My pain management, and I think good pain management in general, goes beyond that. The program asks you to also see a psychiatrist, one of which they have on their team, because anxiety and depression are almost givens in people suffering from unceasing pain. That was something I avoided for a while because I feared being labeled nuts on top of addict, but it was a great help once I finally went. Relief from the anxiety helped me to better cope with my pain, to ride out the flares, and to clearly see that my worst pain days were not forever.
I've met a lot of people in the same situation, even people my own age over the years. There's this odd perception that young people can't be chronically ill, but that's another topic. Anyway. So many of them have had experiences echoing my own, suffering for years before finally achieving a realization and getting their lives back through pain management. Is it a full life restoration? No, almost never. Sometimes, it's just a little bit, but that inch of relief pain medication might provide the chronically ill could do what it did for me: enable you to stick around and have a life rather than check out early.
Why write all this? Well, I've already explained how articles about the opioid epidemic and the war on drugs are often overly generalized to the point that they make pain meds seem evil in any circumstance and form. It can save people, and they're putting it wholesale to the pyre. Many -- including some doctors I've encountered -- feel they're only for pre- and post-surgery and people dying of cancer. Full stop. The rest of us need to find another answer. One doctor told me I should take up gardening. Yeah, if I could move.
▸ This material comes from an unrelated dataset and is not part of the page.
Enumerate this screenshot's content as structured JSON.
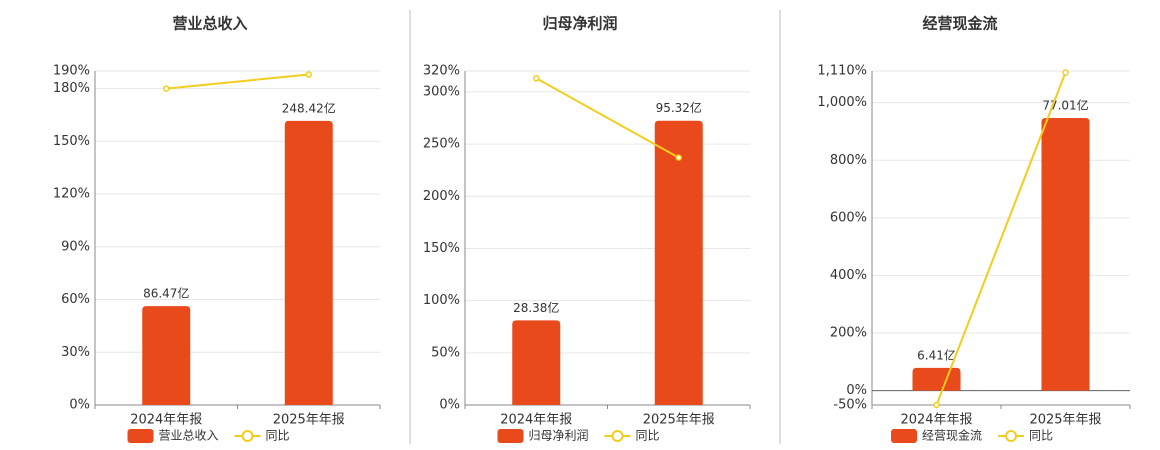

Oy.
Whenever these overly vague stories come out and these broad bureaucratic attacks are launched, doctors become frightened of prescribing medications they know are needed by their patients, and people are left suffering or worse. It's not that they don't want to help, but they also have to protect their own behinds when the heat has been turned up yet another notch. That one patient who turns out to have addiction issues out of countless successful patients can haunt a doctor's record and drive them out of the specialty.
That's a lot of rambling, but I feel passionately about the subject because of what pain management did to save my life. I'm still in a lot of pain every single day, but I haven't had to adjust my medications in many years, when we were still figuring out the proper combination. I never feel a want for the medication. If you do, then you have a problem to address, but it's usually not the case with chronic pain. It's just how the brain works. Most importantly, I haven't thought about suicide in a very, very long time.
Thanks to what the media and politicians have spread, I've known people too afraid to take pain medication even while in the hospital, including my mom when she recently broke her jaw! I resent the people who mishandle the medications, who push them on others, I pity the abusers, and despise those who cultivate these incidents for political points. It makes it harder for everyone, especially those in genuine need, to get care for a serious disease which may end up being artificially fatal as a result.